Danıştay Kararı 6. Daire 2021/8296 E. 2022/1385 K. 10.02.2022 T.

Danıştay 6. Daire Başkanlığı         2021/8296 E.  ,  2022/1385 K.
T.C.
D A N I Ş T A Y
ALTINCI DAİRE
Esas No : 2021/8296
Karar No : 2022/1385

DAVACI : …
VEKİLİ : Av. …
DAVALILAR : 1- …
2- … Bakanlığı
VEKİLLERİ : Av. …

DAVANIN KONUSU : İstanbul İli, Avcılar İlçesi, … Mahallesi, … parsel sayılı taşınmazın Halkalı – Çerkezköy Yüksek Standartlı Demiryolu Projesinin belirlenen iş programına ve taahhüt edilen sürelere uygun şekilde tamamlanması ve dış kaynaklı kredi temininde aksama yaşanmaması amacıyla Ulaştırma ve Altyapı Bakanlığı tarafından 2942 sayılı Kamulaştırma Kanununun 27. maddesi uyarınca acele kamulaştırılmasına ilişkin 06/08/2021 tarihli ve 31560 sayılı Resmi Gazete’de yayımlanan, 05/08/2021 tarih ve 4346 sayılı Cumhurbaşkanı Kararının iptali istenilmektedir.
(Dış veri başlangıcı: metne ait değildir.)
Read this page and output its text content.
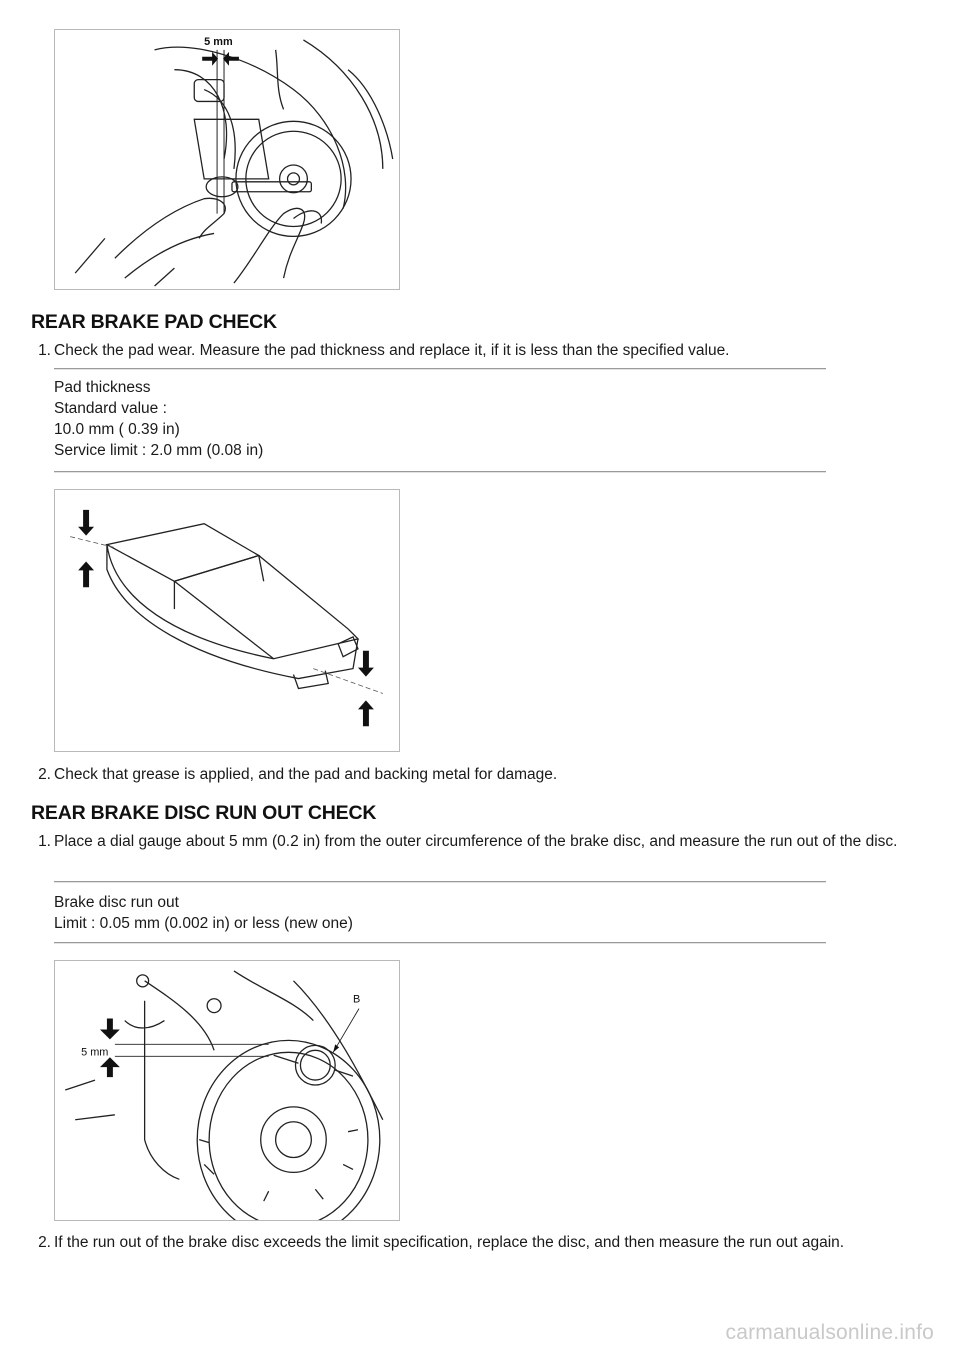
5 mm
REAR BRAKE PAD CHECK
1. Check the pad wear. Measure the pad thickness and replace it, if it is less than the specified value.
Pad thickness
Standard value :
10.0 mm ( 0.39 in)
Service limit : 2.0 mm (0.08 in)
2. Check that grease is applied, and the pad and backing metal for damage.
REAR BRAKE DISC RUN OUT CHECK
1. Place a dial gauge about 5 mm (0.2 in) from the outer circumference of the brake disc, and measure the run out of the disc.
Brake disc run out
Limit : 0.05 mm (0.002 in) or less (new one)
5 mm
B
2. If the run out of the brake disc exceeds the limit specification, replace the disc, and then measure the run out again.
carmanualsonline.info
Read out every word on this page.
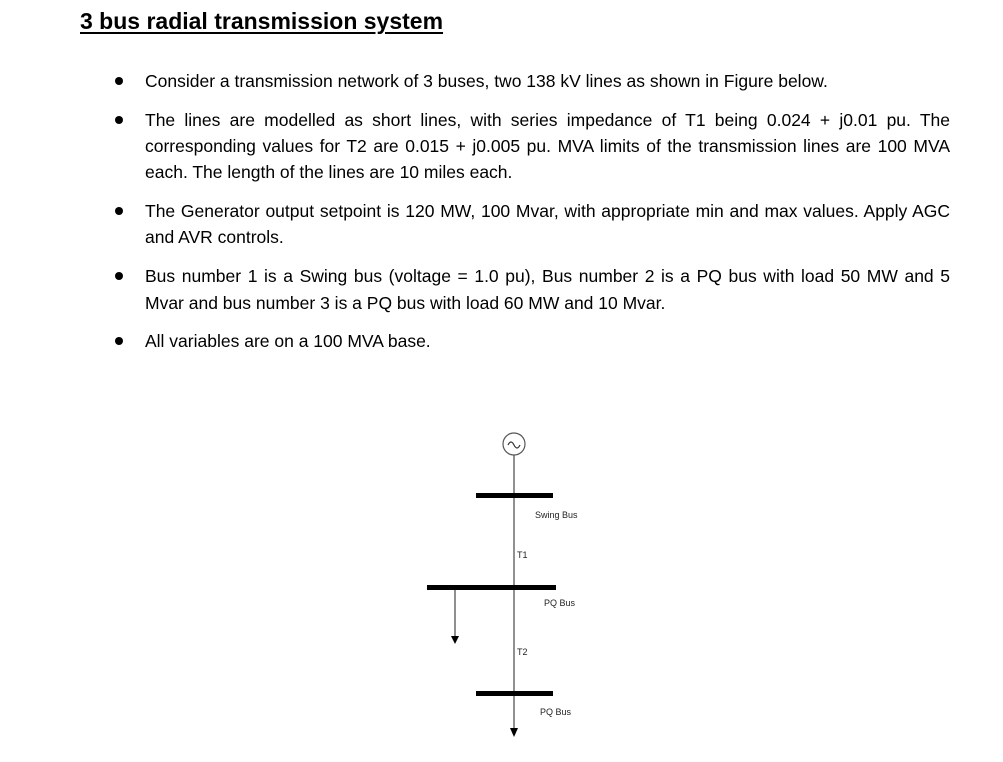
3 bus radial transmission system
Consider a transmission network of 3 buses, two 138 kV lines as shown in Figure below.
The lines are modelled as short lines, with series impedance of T1 being 0.024 + j0.01 pu. The corresponding values for T2 are 0.015 + j0.005 pu. MVA limits of the transmission lines are 100 MVA each. The length of the lines are 10 miles each.
The Generator output setpoint is 120 MW, 100 Mvar, with appropriate min and max values. Apply AGC and AVR controls.
Bus number 1 is a Swing bus (voltage = 1.0 pu), Bus number 2 is a PQ bus with load 50 MW and 5 Mvar and bus number 3 is a PQ bus with load 60 MW and 10 Mvar.
All variables are on a 100 MVA base.
Swing Bus
T1
PQ Bus
T2
PQ Bus
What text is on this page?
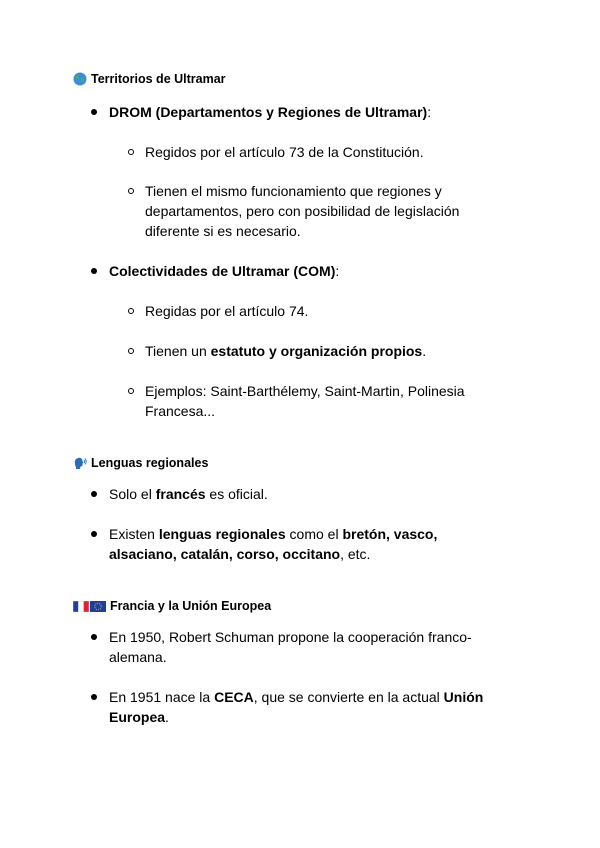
Territorios de Ultramar
DROM (Departamentos y Regiones de Ultramar):
Regidos por el artículo 73 de la Constitución.
Tienen el mismo funcionamiento que regiones y departamentos, pero con posibilidad de legislación diferente si es necesario.
Colectividades de Ultramar (COM):
Regidas por el artículo 74.
Tienen un estatuto y organización propios.
Ejemplos: Saint-Barthélemy, Saint-Martin, Polinesia Francesa...
Lenguas regionales
Solo el francés es oficial.
Existen lenguas regionales como el bretón, vasco, alsaciano, catalán, corso, occitano, etc.
Francia y la Unión Europea
En 1950, Robert Schuman propone la cooperación franco-alemana.
En 1951 nace la CECA, que se convierte en la actual Unión Europea.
DAVACININ İDDİALARI :Acele kamulaştırma usulünün istisnai ve olağanüstü durumlarda uygulanması gerektiği, acele kamulaştırmanın şartlarının gerçekleşmediği ileri sürülmektedir.

DAVALILARIN SAVUNMASI : Uyuşmazlığa konu taşınmazın Halkalı-Çerkezköy Yüksek Standartlı Demiryolu Projesinin “tünel geçişi” kısmında kaldığı, söz konusu projenin 228 km uzunluğunda olan Halkalı-Kapıkule Yüksek Standartlı Demiryolu Projesinin önemli bir ayağını oluşturduğu, Halkalı-Kapıkule Yüksek Standartlı Demiryolu Projesinin Çin’den Avrupa’ya uzanan “Modern Demir İpek Yolu” güzergahı kapsamında, Marmaray’ın devamı niteliğinde, Halkalı istasyonunu Kapıkule sınırından Trans Avrupa Ulaştırma Ağları demiryolu ağına bağlayacak hızlı tren ve yük trenlerine hizmet edecek şekilde projelendirildiği, söz konusu projenin tek bir entegre demiryolu sistemi olarak mevcut hat kapasitesini dört kat arttıracağı, proje ile yük taşımada yıllık 1.53 milyon tondan 9.6 milyon tona, yolcu taşımada yıllık 600 bin kişiden 3.4 milyon kişiye ulaşılacağı, yük trenlerinin seyahat süresinin 8 saatten 3.5 saate ineceği, yolcu trenlerinin seyahat süresinin 3.5 saatten 1 saat 35 dakikaya düşeceği, projenin tüm fazlarıyla tek bir entegre demiryolu sistemi olarak açılarak eş zamanlı şekilde işletme aşamasına geçmesi gerektiği, aksi taktirde, projenin tamamlanan kısımlarının atıl olarak bekleme riski bulunduğu, bu nedenle projenin taahhüt edilen sürelere ve iş programına uygun şekilde tamamlanmasının önem arz ettiği savunulmaktadır.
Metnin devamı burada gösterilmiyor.